Primeiro, é isso que vende e não já O Livro de Horas de Dom Manuel ou A Arte de Cavalgar em Toda a Sela, de Dom Duarte. A pretexto e exemplo de certa comunicação social, 2 litros de sangue na calçada, uma faca na liga, dois amantes desfeiteados, quatro tiros de pólvora seca, uma malmaridada rancorosa e um fado acanalhado, dão teia para a mais urdida das biografias.
Segundo, com estes protagonistas à la berlusconi, nunca poderíamos estar perante As Confissões de Santo Agostinho ou O Sermão vieiriano da Sexagésima. O espaço onde se movem, o tempo em que decorre a acção, a densidade da intriga e a bufonaria das personagens principais e figurantes, também não pressuporia uma tragédia sófocliana, para comédia tem pouca piada, western spaghetti também não se adequa, mas de um dramalhão indiano já se aproxima, cruzado com uma opereta bufa veneziana.
Não são picarescas, as personagens, nada têm de Malhadinhas nem de Dom Quixote de La Mancha, mas já de Sancho Pança…
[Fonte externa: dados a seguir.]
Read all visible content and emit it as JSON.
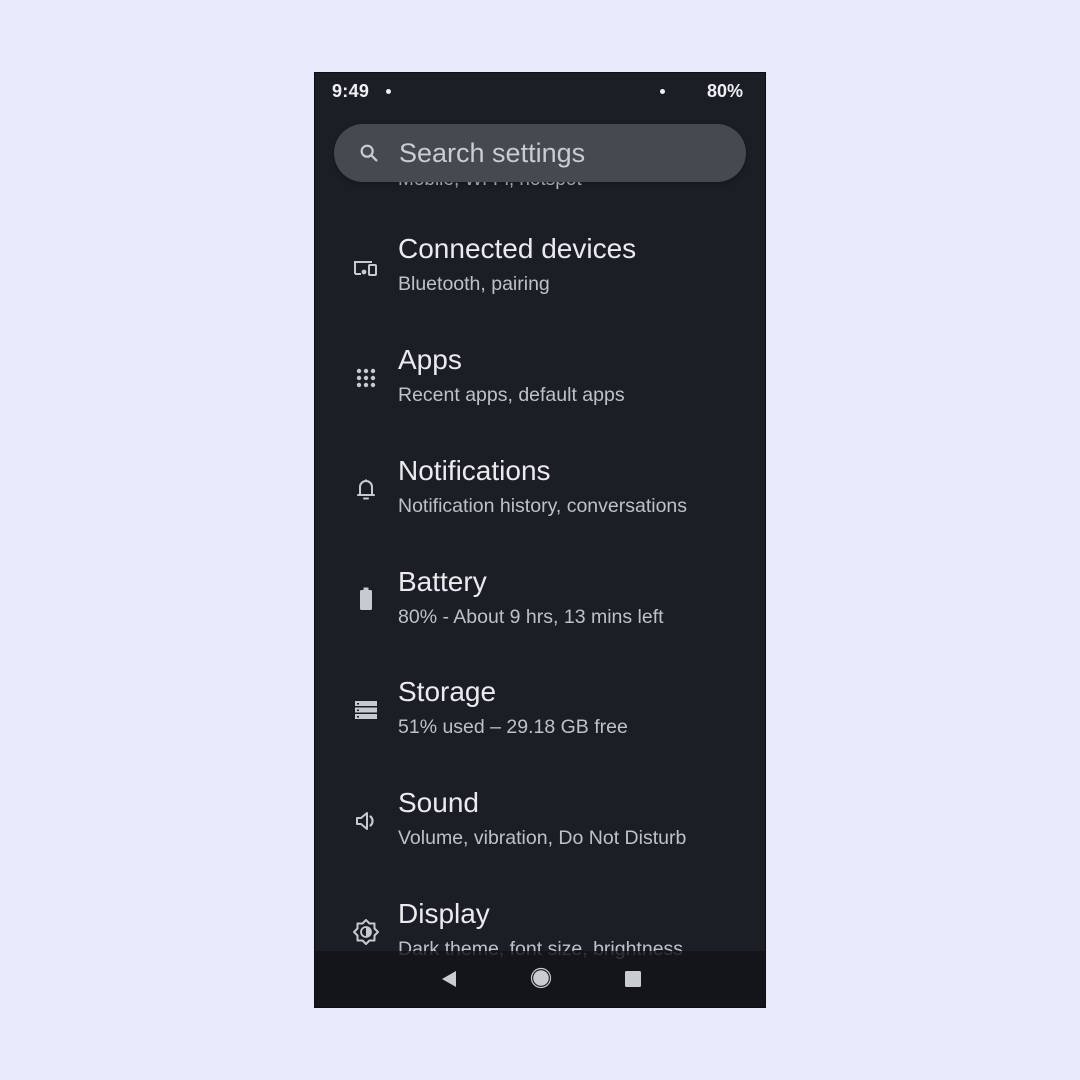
{
  "status_bar": {
    "time": "9:49",
    "battery": "80%"
  },
  "search": {
    "placeholder": "Search settings"
  },
  "partial_item": {
    "summary": "Mobile, Wi-Fi, hotspot"
  },
  "settings_items": [
    {
      "icon": "connected-devices-icon",
      "title": "Connected devices",
      "summary": "Bluetooth, pairing"
    },
    {
      "icon": "apps-grid-icon",
      "title": "Apps",
      "summary": "Recent apps, default apps"
    },
    {
      "icon": "bell-icon",
      "title": "Notifications",
      "summary": "Notification history, conversations"
    },
    {
      "icon": "battery-icon",
      "title": "Battery",
      "summary": "80% - About 9 hrs, 13 mins left"
    },
    {
      "icon": "storage-icon",
      "title": "Storage",
      "summary": "51% used – 29.18 GB free"
    },
    {
      "icon": "volume-icon",
      "title": "Sound",
      "summary": "Volume, vibration, Do Not Disturb"
    },
    {
      "icon": "display-brightness-icon",
      "title": "Display",
      "summary": "Dark theme, font size, brightness"
    }
  ],
  "nav_bar": {
    "back": "back-icon",
    "home": "home-icon",
    "recents": "recents-icon"
  },
  "colors": {
    "page_background": "#e8eafb",
    "screen_background": "#1b1f25",
    "search_bar": "#454a50",
    "primary_text": "#e9ebee",
    "secondary_text": "#bec2c8",
    "icon": "#c5cbd0"
  }
}
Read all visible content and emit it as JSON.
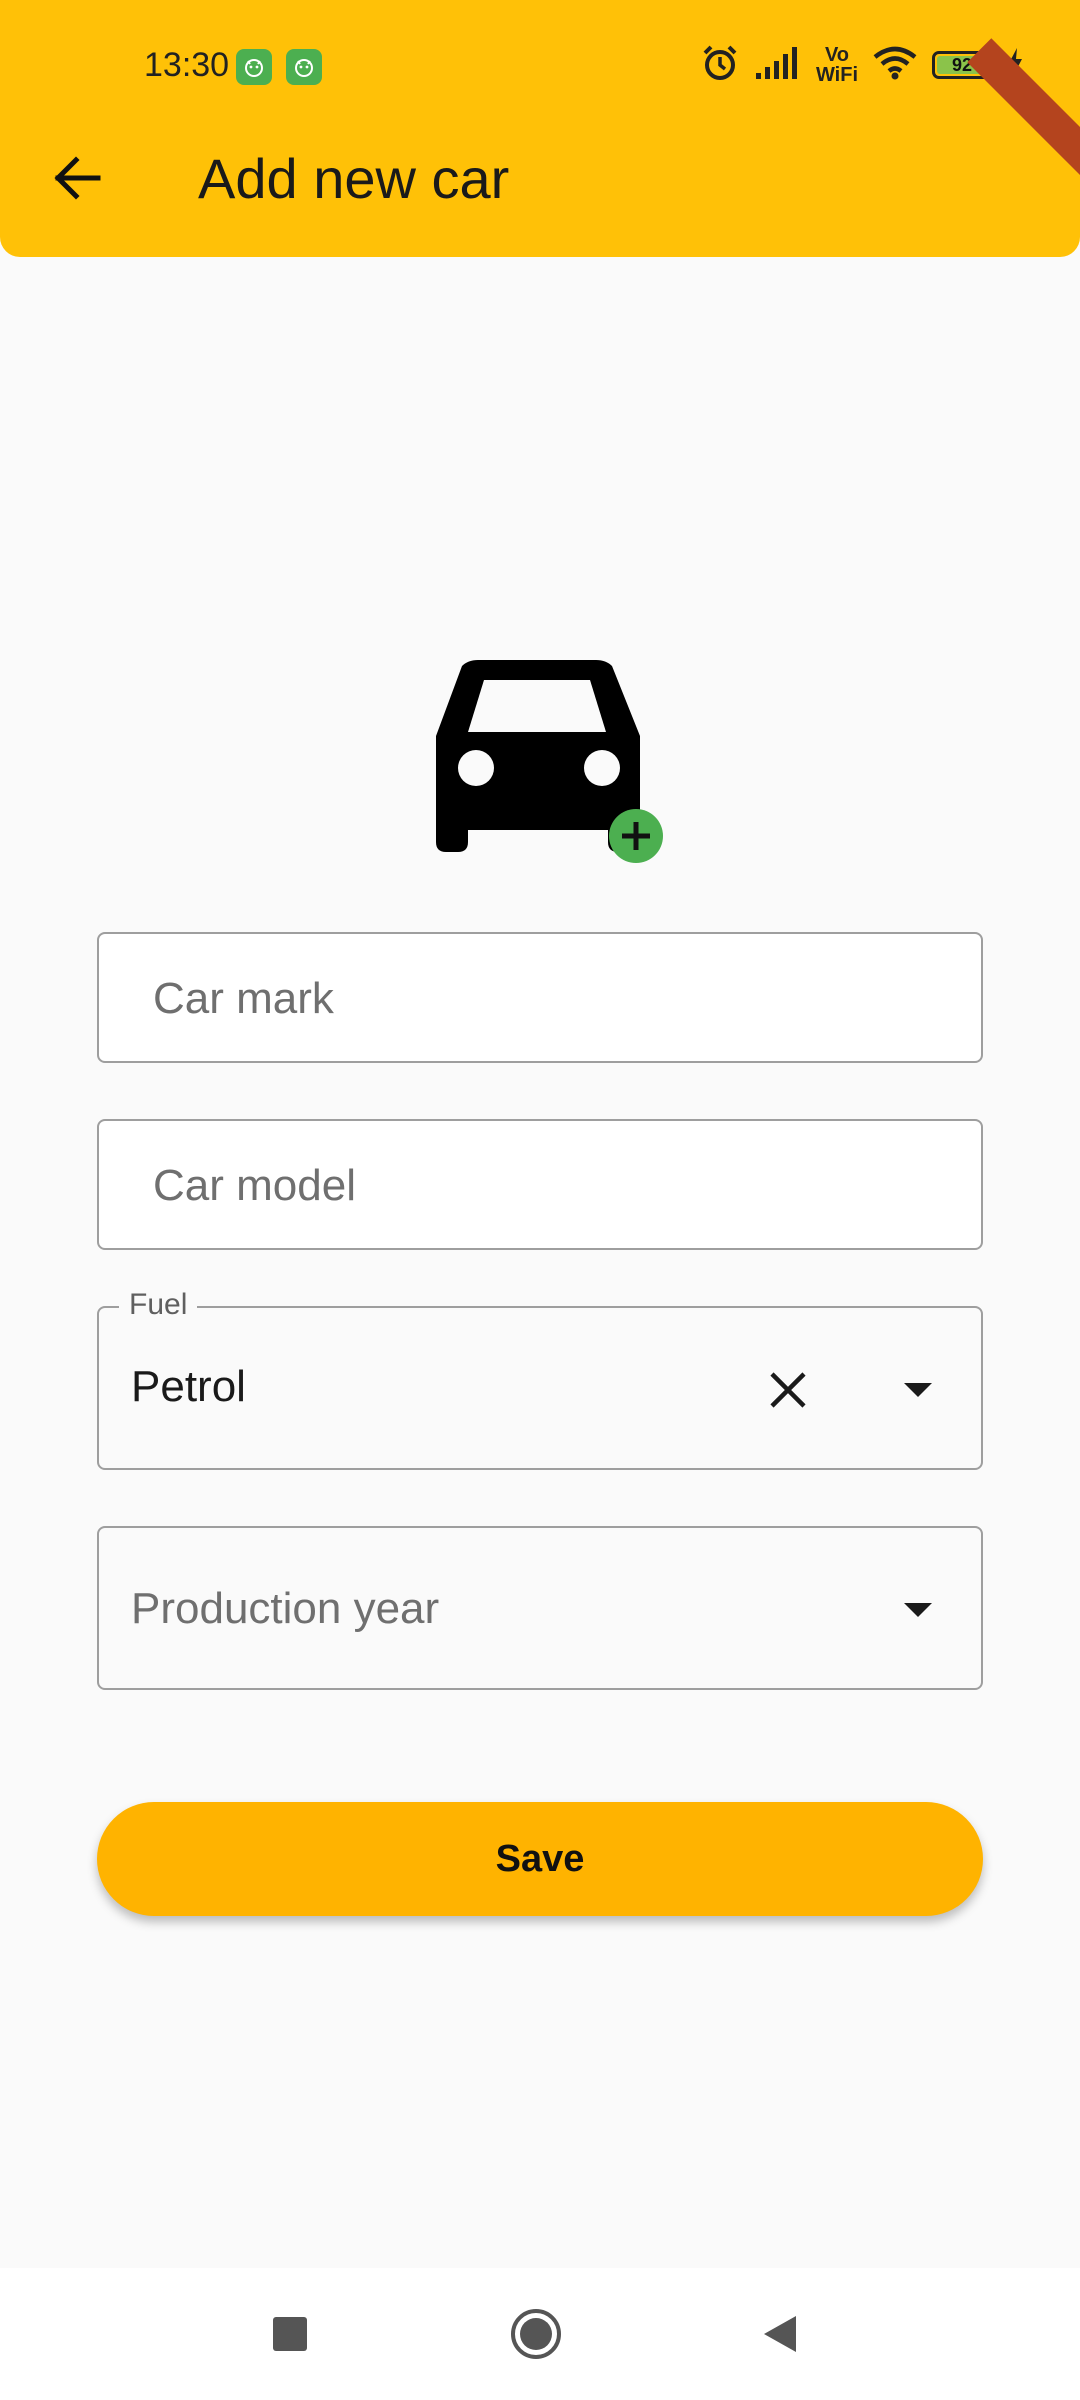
{
  "status_bar": {
    "time": "13:30",
    "network_label_top": "Vo",
    "network_label_bottom": "WiFi",
    "battery_level": "92",
    "icons": [
      "notification-app-icon",
      "notification-app-icon",
      "alarm-icon",
      "signal-icon",
      "wifi-icon",
      "battery-icon",
      "charging-icon"
    ]
  },
  "app_bar": {
    "title": "Add new car",
    "back_icon": "arrow-left-icon",
    "color": "#ffc107"
  },
  "form": {
    "car_icon": "car-add-icon",
    "car_mark_placeholder": "Car mark",
    "car_model_placeholder": "Car model",
    "fuel": {
      "label": "Fuel",
      "value": "Petrol",
      "clear_icon": "close-icon",
      "dropdown_icon": "caret-down-icon"
    },
    "production_year": {
      "placeholder": "Production year",
      "dropdown_icon": "caret-down-icon"
    },
    "save_label": "Save",
    "accent": "#ffb300",
    "add_badge_color": "#4caf50"
  },
  "nav_bar": {
    "icons": [
      "square-recents-icon",
      "circle-home-icon",
      "triangle-back-icon"
    ]
  }
}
O desiderato das varinas do Cesário (o Verde, não confundamos), passado do chicharro aos corredores do poder, foi também tentação dos dois últimos primeiros ministros em fim de linha. Pressagiando a hora de arrumar a “valise de cartão”, rumando no Sud a Paris ou de Boeing para destino incerto — um resort luxuoso de um amigo de Aguiar da Beira? — acharam José Sócrates e Passos Coelho que o mundo se dignificava com as suas memórias da governação. E muito bem!
São retalhos fantásticos da vida de dois grandes políticos, estadistas de mérito, homens que marcaram profundamente a última dúzia de anos de Portugal e dos portugueses. Deveria haver até um SNI do saudoso Ferro para divulgar país afora, em camiões TIR, milhares desses luzentes tomos, todos autografados.
E porque não o Serviço Nacional de Leitura elencá-los nas obras de ruminação obrigatórias, ao lado do Memorial do Convento, de Saramago, para desfrute nos últimos anos do secundário?
Emparceirariam com os escritos de Cavaco, As Memórias do Cárcere (não, não são as de Camilo! Podem ser as de Isaltino, Oliveira e Costa, Lima… ) e com os de uma mão cheia de presidentes de junta mais letrados deste Portugal, tão mais lato que Barcelos e as Caldas, pese embora sem as possessões d’outrora.
Uma coisa é certa, MRS, perdão, Marcelo Rebelo de Sousa nunca poderá ignorá-las, tais memórias, na sua liturgia dominical…
Mais, esperemos que não saia um normativo a obrigar todos os restantes membros do governo, a começar por Portas, a publicar as suas profundas memórias…
Isso é qu’era Cultura, Pedagogia e Didáctica (que é a arte de ensinar!).